Flat, green lanes until a short climb to Castillon. The Swiss couple overtake me and we talk for a bit before they go on ahead. Due to the length of today’s stage and the predicted heat, I skipped some churches. Pomps was a lovely little town and would make a good alternative to Geus. I heard good reports on the gite there. Since it was not visible from the GR, I passed up the church in Pomps; I would have lost a half hour. In Castillon (where the church was locked) I ran into the first contingents in some very large regional walking event. I often see the French doing group recreational activity (walking, cycling) on the weekends, and this is a Sunday.
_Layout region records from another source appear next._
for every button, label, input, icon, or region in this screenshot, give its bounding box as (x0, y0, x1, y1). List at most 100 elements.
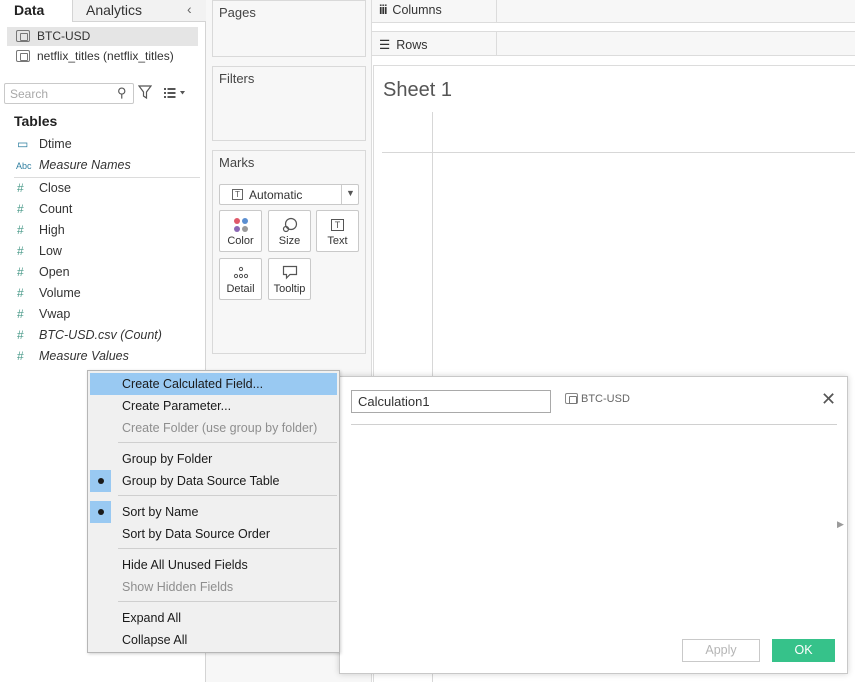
apply-button[interactable]: Apply (682, 639, 760, 662)
marks-size-button[interactable]: Size (268, 210, 311, 252)
rows-shelf[interactable]: ☰ Rows (372, 31, 855, 56)
columns-shelf[interactable]: iii Columns (372, 0, 855, 23)
menu-item-group-by-data-source-table[interactable]: Group by Data Source Table (90, 470, 337, 492)
close-icon[interactable]: ✕ (821, 390, 836, 408)
field-label: Low (39, 244, 62, 258)
filters-shelf-title: Filters (219, 71, 255, 86)
data-source-label: netflix_titles (netflix_titles) (37, 49, 174, 63)
marks-button-label: Text (327, 235, 348, 247)
field-label: Measure Values (39, 349, 129, 363)
menu-item-hide-all-unused-fields[interactable]: Hide All Unused Fields (90, 554, 337, 576)
menu-item-create-calculated-field[interactable]: Create Calculated Field... (90, 373, 337, 395)
text-icon: T (317, 217, 358, 231)
detail-icon (233, 266, 249, 279)
marks-tooltip-button[interactable]: Tooltip (268, 258, 311, 300)
number-icon: # (17, 223, 24, 237)
tooltip-icon (282, 265, 298, 280)
columns-shelf-label: iii Columns (379, 3, 442, 17)
data-source-btc-usd[interactable]: BTC-USD (7, 27, 198, 46)
field-label: Dtime (39, 137, 72, 151)
marks-text-button[interactable]: T Text (316, 210, 359, 252)
search-icon[interactable]: ⚲ (117, 85, 127, 101)
menu-separator (118, 601, 337, 602)
field-dtime[interactable]: ▭ Dtime (14, 134, 200, 155)
field-count[interactable]: # Count (14, 199, 200, 220)
rows-icon: ☰ (379, 38, 391, 52)
field-volume[interactable]: # Volume (14, 283, 200, 304)
shelf-divider (496, 32, 497, 55)
field-label: Count (39, 202, 73, 216)
field-measure-names[interactable]: Abc Measure Names (14, 155, 200, 176)
field-measure-values[interactable]: # Measure Values (14, 346, 200, 367)
menu-item-create-parameter[interactable]: Create Parameter... (90, 395, 337, 417)
calculation-formula-editor[interactable] (351, 428, 837, 628)
marks-card: Marks (212, 150, 366, 354)
chevron-down-icon: ▼ (346, 188, 355, 198)
menu-item-expand-all[interactable]: Expand All (90, 607, 337, 629)
menu-item-create-folder: Create Folder (use group by folder) (122, 421, 318, 435)
mark-type-dropdown[interactable]: T Automatic ▼ (219, 184, 359, 205)
menu-item-show-hidden-fields: Show Hidden Fields (122, 580, 234, 594)
sheet-title[interactable]: Sheet 1 (383, 79, 452, 102)
context-menu: Create Calculated Field... Create Parame… (87, 370, 340, 653)
data-source-icon (565, 393, 578, 404)
field-open[interactable]: # Open (14, 262, 200, 283)
field-label: BTC-USD.csv (Count) (39, 328, 162, 342)
menu-item-sort-by-name[interactable]: Sort by Name (90, 501, 337, 523)
view-options-icon[interactable] (163, 86, 187, 100)
field-low[interactable]: # Low (14, 241, 200, 262)
field-btc-usd-csv-count[interactable]: # BTC-USD.csv (Count) (14, 325, 200, 346)
color-icon (234, 218, 248, 232)
abc-icon: Abc (16, 161, 32, 171)
data-source-icon (16, 30, 30, 42)
filter-icon[interactable] (138, 84, 152, 100)
number-icon: # (17, 349, 24, 363)
menu-separator (118, 548, 337, 549)
field-label: Volume (39, 286, 81, 300)
ok-button[interactable]: OK (772, 639, 835, 662)
field-label: Close (39, 181, 71, 195)
number-icon: # (17, 181, 24, 195)
field-label: High (39, 223, 65, 237)
marks-detail-button[interactable]: Detail (219, 258, 262, 300)
search-input[interactable] (10, 85, 110, 102)
data-source-icon (16, 50, 30, 62)
size-icon (282, 217, 298, 233)
marks-button-label: Color (227, 235, 254, 247)
marks-card-title: Marks (219, 155, 255, 170)
tab-data[interactable]: Data (0, 0, 73, 22)
dropdown-divider (341, 185, 342, 204)
data-source-label: BTC-USD (37, 29, 91, 43)
expand-panel-icon[interactable]: ▶ (837, 519, 844, 530)
pages-shelf-title: Pages (219, 5, 256, 20)
data-source-netflix-titles[interactable]: netflix_titles (netflix_titles) (7, 47, 198, 66)
calculation-data-source: BTC-USD (565, 393, 630, 405)
field-vwap[interactable]: # Vwap (14, 304, 200, 325)
number-icon: # (17, 244, 24, 258)
pages-shelf[interactable]: Pages (212, 0, 366, 57)
filters-shelf[interactable]: Filters (212, 66, 366, 141)
field-high[interactable]: # High (14, 220, 200, 241)
calculation-name-input[interactable] (351, 390, 551, 413)
marks-button-label: Tooltip (273, 283, 306, 295)
menu-separator (118, 442, 337, 443)
menu-item-sort-by-data-source-order[interactable]: Sort by Data Source Order (90, 523, 337, 545)
number-icon: # (17, 307, 24, 321)
mark-type-icon: T (232, 189, 243, 200)
number-icon: # (17, 286, 24, 300)
marks-color-button[interactable]: Color (219, 210, 262, 252)
menu-separator (118, 495, 337, 496)
collapse-pane-icon[interactable]: ‹ (187, 1, 192, 17)
calendar-icon: ▭ (17, 137, 29, 151)
number-icon: # (17, 265, 24, 279)
view-horizontal-divider (382, 152, 855, 153)
field-close[interactable]: # Close (14, 178, 200, 199)
menu-item-group-by-folder[interactable]: Group by Folder (90, 448, 337, 470)
calculation-dialog: BTC-USD ✕ ▶ Apply OK (339, 376, 848, 674)
shelf-divider (496, 0, 497, 22)
mark-type-label: Automatic (249, 188, 303, 202)
columns-icon: iii (379, 3, 387, 17)
field-label: Vwap (39, 307, 71, 321)
menu-item-collapse-all[interactable]: Collapse All (90, 629, 337, 651)
tables-heading: Tables (14, 113, 58, 129)
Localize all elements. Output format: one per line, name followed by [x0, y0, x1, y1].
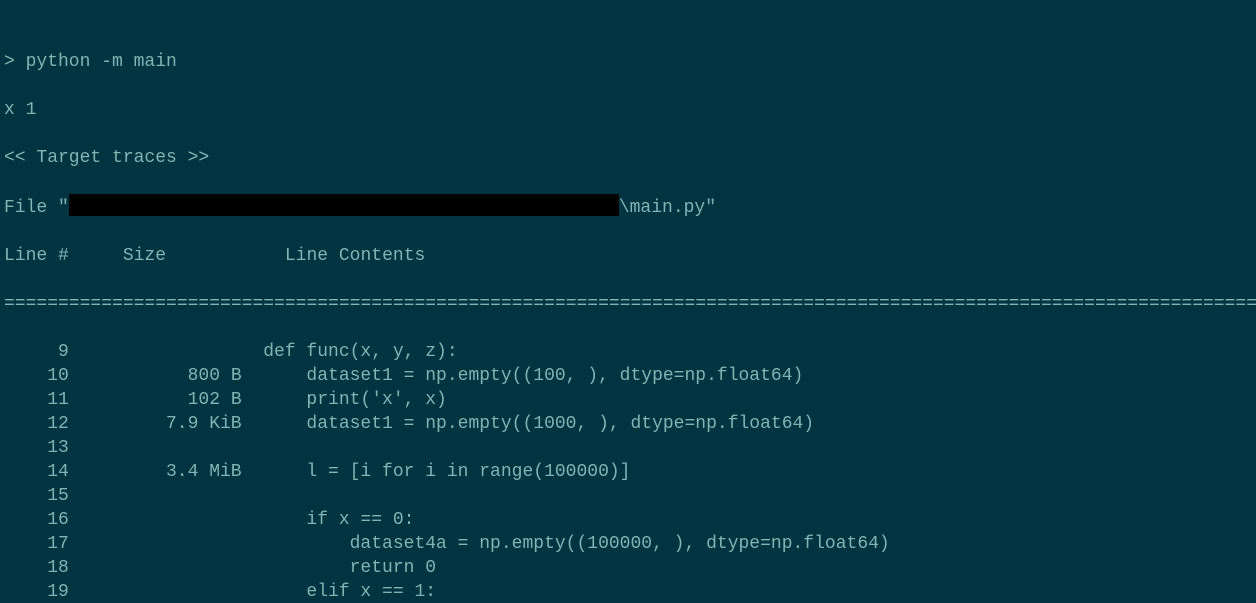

Lunch stop was at the Romanesque Chapelle de Caubin, which still has a monastic air about it, eventhough the surrounding buildings are long gone. So the heat of the day was well underway as I climbed the ridge to Arthez de-Béarn, which is strung out along 2 km of the ridge. Fantastic views of the entire Pyrenees front. Finally descend ridge to valley bottom and the gite.
Lodging: Gite Cambarrat. Host very friendly and helpful. In view of the heat, hills, and distance tomorrow I arrange to send the small sack with rain gear etc (about 5 pounds) onward by transport tomorrow morning. Gite is a large rambling country house set into the woods about 500m off the GR. Has a quirky, artistic feel. Madame obviously has an expert eye in the textile arts; the curtains, duvets, and needlepoint were all intriguing and colorful. There were also some “gypsy” style wheeled caravans that are fitted out as sleeping rooms, but the stairs look tricky to navigate in the dark for that late night visit to the loo.
Cuisine: Dinner simarly idiosyncratic: starter was a pate terrine, main was a vegetable mélange of haricots vert and tiny peas, with a bit of ham. Cheese course in Basque style, accompanied by fig preserves. Afterwards our host, who trained as a classical guitarist, played the banjo: some bluegrass, some guitar transpositions, and some original compositions.